Na tarde do dia 11 de dezembro seu
estado se agravou e ele mesmo pediu ao capelão para que lhe lesse as preces dos
agonizantes. Avisados por telefone, fomos alguns sacerdotes desta casa para
visitá-lo. Rezamos ainda as orações dos moribundos e as orações da boa morte do
Jovem Instruído. Pe. Rodolfo passou suas últimas horas de vida abraçado ao seu
grande crucifixo, em contínua oração. Às 23:20 horas do dia 11 de dezembro
entregava sua bela alma a Deus. Na manhã seguinte, o corpo foi transportado
para a capelinha da nossa residência. A notícia se difundiu rapidamente por toda
a cidade: morreu o Padre Santo. Durante o dia foi uma contínua afluência de
fiéis, que o queriam ver ainda uma vez e tocar em seus restos mortais terços e
medalhas. Os funerais foram imponentes, um verdadeiro triunfo. Foram a
exaltação do servo bom e fiel. A rádio local difundiu por toda a parte a
notícia, e na hora do enterro, embora chovesse continuamente, uma grande
multidão de fiéis de todas as classes sociais se aglomerava diante da nossa
residência. Formou-se um imponente cortejo, precedido pelos meninos, depois a
juventude católica, homens e senhoras das diversas associações paroquiais e por
fim o povo. Estavam presentes muitos sacerdotes, seculares e religiosos, e os
nossos, vindos das casas mais próximas. Durante quase todo o percurso a rádio
local fazia um belo elogio dele. No cemitério, sempre de baixo de chuva, o
pároco fez um tão belo elogio deste digno filho de Dom Bosco, que fez chorar a
todos os presentes.
No sétimo dia da morte cantou-se uma
solene Missa de requiem na igreja paroquial, celebrada pelo sr. inspetor, Pe.

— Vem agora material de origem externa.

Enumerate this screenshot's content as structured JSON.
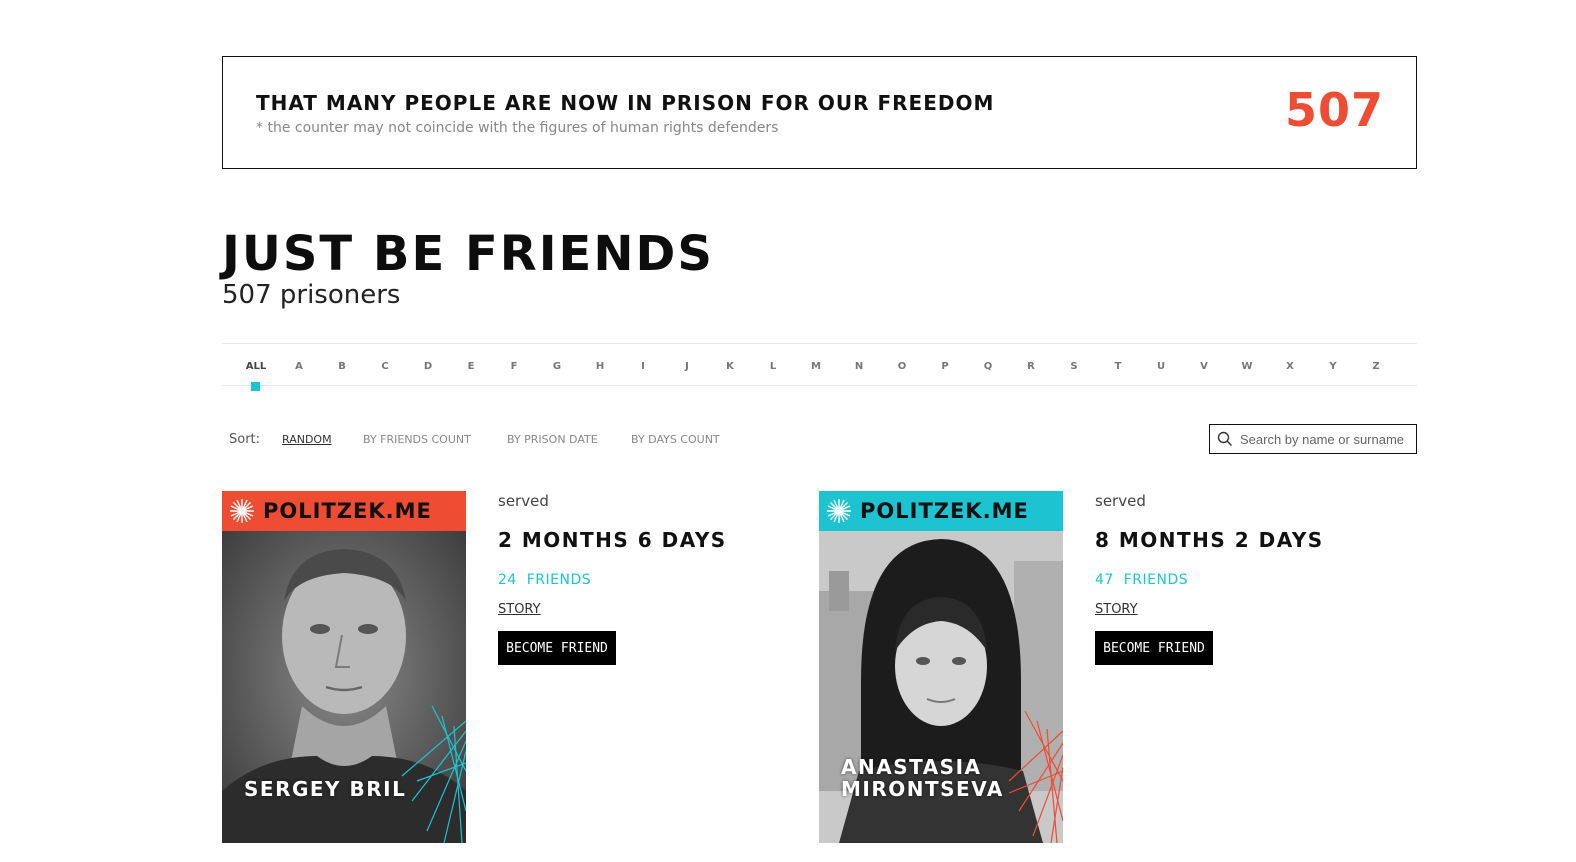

João Resende. Sua bela alma foi sufragada com muitas missas, mandadas celebrar
pelos fiéis seus penitentes.
Quero terminar esta carta mortuária com
as palavras de Mons. Ascânio Brandão no referido artigo: "Nestas linhas, a
homenagem sincera ao amigo saudoso, ao inesquecível pai espiritual, e não sei
se darei pêsames ou felicitarei a benemérita Congregação Salesiana pela morte
triunfal de um Justo".
Aos parentes, transmito os pêsames e
asseguro a lembrança nas orações.
Caros irmãos - não sabemos se o Senhor
em Seus imperscrutáveis desígnios quererá um dia glorificar também sobre esta
terra o Seu servo fiel, como certamente já o terá admitido a glória celeste.
Entretanto, sejamos-lhe largos de nossos fraternos sufrágios, também para
obtermos a sua proteção.
Peço-vos também um memento por esta casa
e por quem se professa vosso af.mo em D. Bosco Santo.